The use of VPN in Russia
Now that we have established what VPNs are, we are going to discuss their current landscape in Russia. Because of a decision made on November 2017, the Russian government banned every VPN provider that didn’t comply to Internet restrictions.
Since VPN’s bread and butter are privacy and encryption, and the government is asking them to hand over users’ logs, the scenario is very disadvantageous for people that value online security and anonymity.
The government says that it wants to “prevent the spreading of extremist materials on the Internet,” so it is making enormous efforts to censor and control the content that their citizens generate.
While the intention, according to government officials, is not to block access to users, it does want to avoid “unlawful content,” affecting all VPN users. If a user gets caught using an encryption service, you can be hit with a 300,000 RUB ($5,100) penalty.
Roskomnadzor is the Russian’s communications agency and the one in charge of shortlisting any threats to the national security. As it turns out, VPNs are now enemies of the Russian state: they can exist and perform operations in the country, but they have to comply to authorities, and doing that, they lose their purpose.
Complying to Russian authorities would mean that VPN clients will be obliged to store not only data or metadata but entire communications and users’ activities. VPNs would not be trustworthy or credible under those circumstances, so numerous apps and brands have chosen to withdraw their servers from the country.
How to unblock YouTube and Instagram in Russia
- Assess the market and select a VPN with servers in numerous countries and robust encryption.
- Access to the VPN website.
- Sign up for the VPN service, providing a valid email address and a payment method, as well as personal information such as your name and location.
- Download and install the VPN client or app on your device or operating system.
- Sign in to your recently created VPN account.
- Connect to a server from a country that does not ban YouTube or Instagram use.
- Unblock YouTube and Instagram in Russia while enjoying privacy and anonymity.
Best VPN to unblock YouTube and Instagram in Russia
- TorGuard: While TorGuard does not agree with Russian government’s laws, it provides users the opportunity to unblock websites there due to their advanced Stealth VPN technology which won’t register as standard “VPN traffic”. On top of that, you can use it while inside their territory to watch videos on YouTube or Instagram with no hassle.
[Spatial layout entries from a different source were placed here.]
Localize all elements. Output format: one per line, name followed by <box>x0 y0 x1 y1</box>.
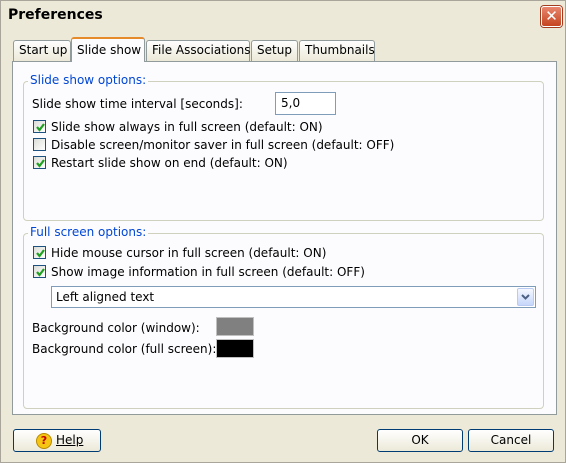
text-alignment-select[interactable]: Left aligned text <box>51 286 536 308</box>
interval-input[interactable]: 5,0 <box>275 92 336 115</box>
tab-label: Start up <box>19 43 68 57</box>
show-image-info-label: Show image information in full screen (d… <box>51 265 365 279</box>
help-icon: ? <box>36 433 52 449</box>
ok-label: OK <box>411 433 429 447</box>
title-bar: Preferences ✕ <box>1 1 565 31</box>
close-icon: ✕ <box>545 7 558 25</box>
fullscreen-options-legend: Full screen options: <box>28 225 149 239</box>
window-title: Preferences <box>8 7 103 23</box>
checkmark-icon <box>36 123 45 132</box>
slideshow-options-legend: Slide show options: <box>28 73 149 87</box>
interval-label: Slide show time interval [seconds]: <box>32 97 243 111</box>
checkmark-icon <box>36 159 45 168</box>
help-label: Help <box>56 433 84 447</box>
tab-label: Setup <box>257 43 292 57</box>
preferences-dialog: Preferences ✕ Start up Slide show File A… <box>0 0 566 463</box>
ok-button[interactable]: OK <box>377 429 463 452</box>
tab-start-up[interactable]: Start up <box>13 40 71 61</box>
hide-cursor-checkbox[interactable] <box>33 246 46 259</box>
cancel-button[interactable]: Cancel <box>468 429 554 452</box>
restart-slideshow-checkbox[interactable] <box>33 156 46 169</box>
checkmark-icon <box>36 249 45 258</box>
show-image-info-checkbox[interactable] <box>33 265 46 278</box>
text-alignment-value: Left aligned text <box>56 290 155 304</box>
fullscreen-slideshow-label: Slide show always in full screen (defaul… <box>51 120 323 134</box>
dropdown-button[interactable] <box>517 288 534 306</box>
restart-slideshow-label: Restart slide show on end (default: ON) <box>51 156 288 170</box>
fullscreen-slideshow-checkbox[interactable] <box>33 120 46 133</box>
bg-fullscreen-color-swatch[interactable] <box>216 339 254 358</box>
tab-slide-show[interactable]: Slide show <box>71 37 145 62</box>
tab-file-associations[interactable]: File Associations <box>146 40 250 61</box>
bg-window-color-swatch[interactable] <box>216 317 254 336</box>
checkmark-icon <box>36 268 45 277</box>
disable-screensaver-label: Disable screen/monitor saver in full scr… <box>51 138 395 152</box>
tab-label: Thumbnails <box>305 43 375 57</box>
help-button[interactable]: ? Help <box>13 429 101 452</box>
tab-setup[interactable]: Setup <box>251 40 298 61</box>
hide-cursor-label: Hide mouse cursor in full screen (defaul… <box>51 246 327 260</box>
chevron-down-icon <box>521 294 530 300</box>
bg-window-label: Background color (window): <box>32 321 200 335</box>
tab-thumbnails[interactable]: Thumbnails <box>299 40 375 61</box>
cancel-label: Cancel <box>490 433 532 447</box>
bg-fullscreen-label: Background color (full screen): <box>32 342 217 356</box>
tab-label: File Associations <box>152 43 251 57</box>
close-button[interactable]: ✕ <box>541 6 562 27</box>
tab-label: Slide show <box>77 43 142 57</box>
disable-screensaver-checkbox[interactable] <box>33 138 46 151</box>
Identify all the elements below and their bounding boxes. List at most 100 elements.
The service costs $10 per month and has top encryption, 3,000 servers in 55 nations, and a helpful customer service.
- IPVanish: In 2016, IPVanish withdrew its Russian VPN servers located in Moscow because of disagreements with the Russian law. However, people can still use it for unblocking YouTube and Instagram, as it is perfect for streaming because of its fast speed rates. It also has DNS leak protection, a kill switch, various configuration options, and 750 servers in 60 nations around the globe, all for $10 per month.
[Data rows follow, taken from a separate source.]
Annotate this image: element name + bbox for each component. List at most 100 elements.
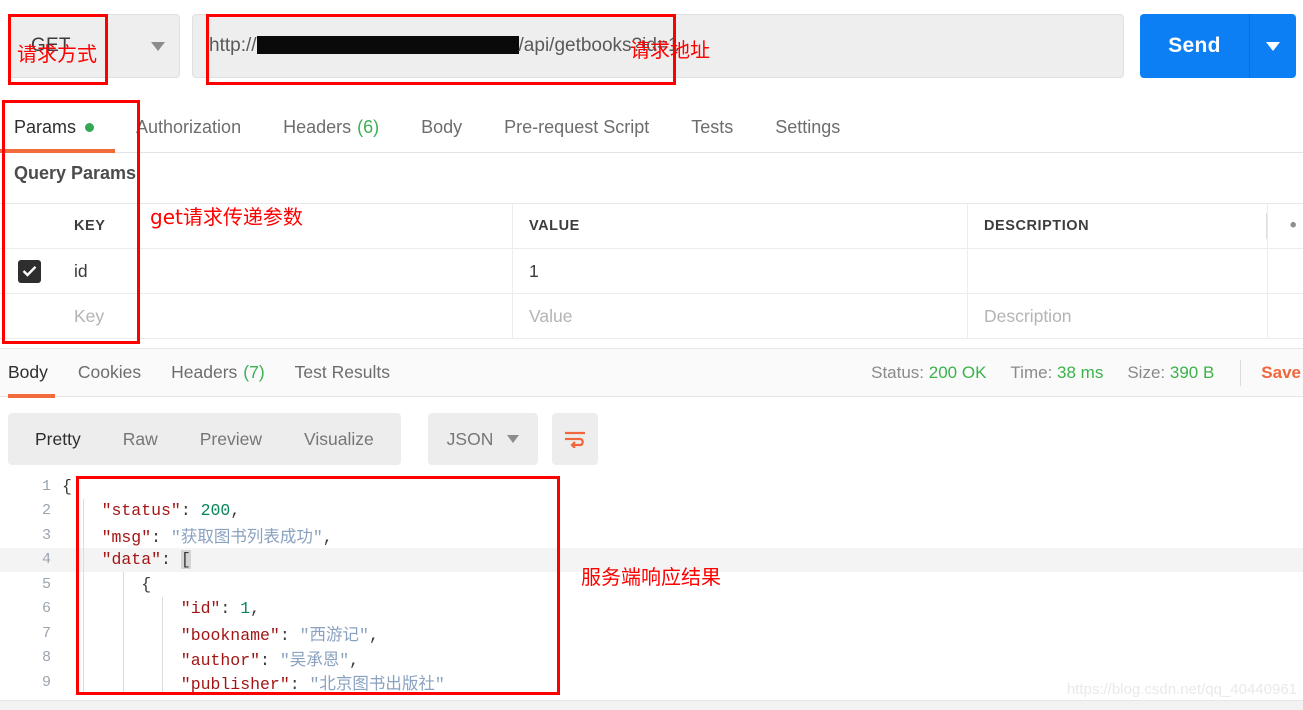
line-number: 5 xyxy=(41,575,51,593)
token: "status" xyxy=(101,501,181,521)
status-meta: Status: 200 OK xyxy=(871,362,987,382)
cell-text: Key xyxy=(74,305,105,326)
tab-label: Authorization xyxy=(136,116,242,137)
chevron-down-icon xyxy=(507,435,520,443)
response-view-switcher: Pretty Raw Preview Visualize xyxy=(8,413,401,465)
token: : xyxy=(161,550,181,570)
token: "北京图书出版社" xyxy=(309,675,445,695)
request-tab-params[interactable]: Params xyxy=(0,102,116,153)
status-value: 200 OK xyxy=(928,362,987,382)
header-value: VALUE xyxy=(513,204,968,248)
token: , xyxy=(250,599,261,619)
header-divider xyxy=(1266,213,1267,239)
token: [ xyxy=(180,550,191,570)
response-tab-cookies[interactable]: Cookies xyxy=(63,349,156,397)
line-number: 3 xyxy=(41,526,51,544)
request-tab-settings[interactable]: Settings xyxy=(754,102,861,152)
param-description-cell[interactable]: Description xyxy=(968,294,1268,338)
request-tab-tests[interactable]: Tests xyxy=(670,102,754,152)
param-value-cell[interactable]: Value xyxy=(513,294,968,338)
param-description-cell[interactable] xyxy=(968,249,1268,293)
word-wrap-button[interactable] xyxy=(552,413,598,465)
bulk-edit-dots-icon[interactable]: • xyxy=(1268,204,1303,248)
param-value-cell[interactable]: 1 xyxy=(513,249,968,293)
request-tab-pre-request-script[interactable]: Pre-request Script xyxy=(483,102,670,152)
indent-guide xyxy=(122,572,124,597)
watermark: https://blog.csdn.net/qq_40440961 xyxy=(1066,681,1297,698)
request-tabs: Params Authorization Headers (6) Body Pre-req… xyxy=(0,102,1303,153)
row-spacer xyxy=(1268,249,1303,293)
annotation-label-params: get请求传递参数 xyxy=(150,205,303,229)
indent-guide xyxy=(83,596,84,621)
token: "id" xyxy=(180,599,221,619)
token: "author" xyxy=(180,650,261,670)
code-text: "status": 200, xyxy=(62,501,241,521)
request-tab-body[interactable]: Body xyxy=(400,102,483,152)
request-tab-authorization[interactable]: Authorization xyxy=(115,102,262,152)
code-text: "data": [ xyxy=(62,550,191,570)
indent-guide xyxy=(83,645,84,670)
token: "获取图书列表成功" xyxy=(170,528,323,548)
send-button[interactable]: Send xyxy=(1140,14,1296,78)
size-value: 390 B xyxy=(1169,362,1215,382)
annotation-label-url: 请求地址 xyxy=(630,38,710,62)
row-spacer xyxy=(1268,294,1303,338)
word-wrap-icon xyxy=(565,431,585,448)
indent-guide xyxy=(83,523,84,548)
table-row: Key Value Description xyxy=(0,294,1303,339)
param-checkbox[interactable] xyxy=(0,294,58,338)
token: { xyxy=(141,574,152,594)
time-meta: Time: 38 ms xyxy=(1010,362,1104,382)
indent-guide xyxy=(162,645,164,670)
cell-text: Value xyxy=(529,305,573,326)
response-tab-test-results[interactable]: Test Results xyxy=(280,349,405,397)
tab-label: Body xyxy=(421,116,463,137)
view-raw[interactable]: Raw xyxy=(102,429,179,450)
cell-text: id xyxy=(74,260,88,281)
param-key-cell[interactable]: id xyxy=(58,249,513,293)
line-number: 1 xyxy=(41,477,51,495)
cell-text: Description xyxy=(984,305,1072,326)
line-number: 6 xyxy=(41,600,51,618)
code-text: "id": 1, xyxy=(62,599,260,618)
response-bar: Body Cookies Headers (7) Test Results Status… xyxy=(0,348,1303,398)
indent-guide xyxy=(83,498,84,523)
tab-label: Cookies xyxy=(77,362,142,382)
url-redaction-bar xyxy=(256,36,519,54)
view-preview[interactable]: Preview xyxy=(179,429,283,450)
table-row: id 1 xyxy=(0,249,1303,294)
token: "msg" xyxy=(101,528,152,548)
view-pretty[interactable]: Pretty xyxy=(14,429,102,450)
token: "西游记" xyxy=(299,626,369,646)
send-options-button[interactable] xyxy=(1250,41,1296,51)
token: : xyxy=(279,626,300,646)
param-checkbox[interactable] xyxy=(0,249,58,293)
tab-label: Settings xyxy=(775,116,841,137)
tab-label: Pre-request Script xyxy=(504,116,650,137)
view-visualize[interactable]: Visualize xyxy=(283,429,395,450)
request-tab-headers[interactable]: Headers (6) xyxy=(262,102,400,152)
annotation-label-response: 服务端响应结果 xyxy=(581,565,721,589)
response-tab-headers[interactable]: Headers (7) xyxy=(156,349,280,397)
chevron-down-icon xyxy=(1266,41,1280,51)
token: { xyxy=(62,476,72,496)
response-language-selector[interactable]: JSON xyxy=(428,413,538,465)
response-meta: Status: 200 OK Time: 38 ms Size: 390 B S… xyxy=(847,359,1303,386)
indent-guide xyxy=(122,621,124,646)
indent-guide xyxy=(83,572,84,597)
token: , xyxy=(368,626,379,646)
url-prefix: http:// xyxy=(209,35,257,56)
tab-label: Test Results xyxy=(294,362,390,382)
param-key-cell[interactable]: Key xyxy=(58,294,513,338)
response-tab-body[interactable]: Body xyxy=(0,349,63,398)
chevron-down-icon xyxy=(151,41,165,51)
code-line: 8 "author": "吴承恩", xyxy=(0,645,1303,670)
token: : xyxy=(220,599,241,619)
indent-guide xyxy=(162,621,164,646)
line-number: 9 xyxy=(41,673,51,691)
save-response-button[interactable]: Save xyxy=(1261,363,1301,383)
time-value: 38 ms xyxy=(1057,362,1104,382)
header-description: DESCRIPTION xyxy=(968,204,1268,248)
code-text: "publisher": "北京图书出版社" xyxy=(62,670,445,694)
tab-badge: (6) xyxy=(357,116,380,137)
- Private Internet Access: Just like IPVanish, Private Internet Access removed servers from Russia in July 2016 after some of them were seized by Russian authorities without notification. Although PIA refuses to comply with the existing laws, it still lets people in the country use the services to various ends, including watching YouTube and Instagram. Private Internet Access is a quality option because it offers excellent services and encryption for an affordable price of $6.95 per month.
- GhostVPN: Just like TorGuard, GhostVPN’s stealth VPN feature facilitates anonymous browsing in Russia. It has 1,600 servers in 51 nations, unlimited speeds, bandwidth and server switching, and OpenVPN support. The live chat features the 15-day money-back guarantee are enticing offerings, too.
In conclusion, Russia is going through some delicate times regarding online and data privacy. The government is threatening to censor YouTube and Instagram, as well as banning VPN brands altogether.
However, there are still VPN companies that are able to function within Russian territory without having to comply with the country’s unfair data privacy and censorship laws.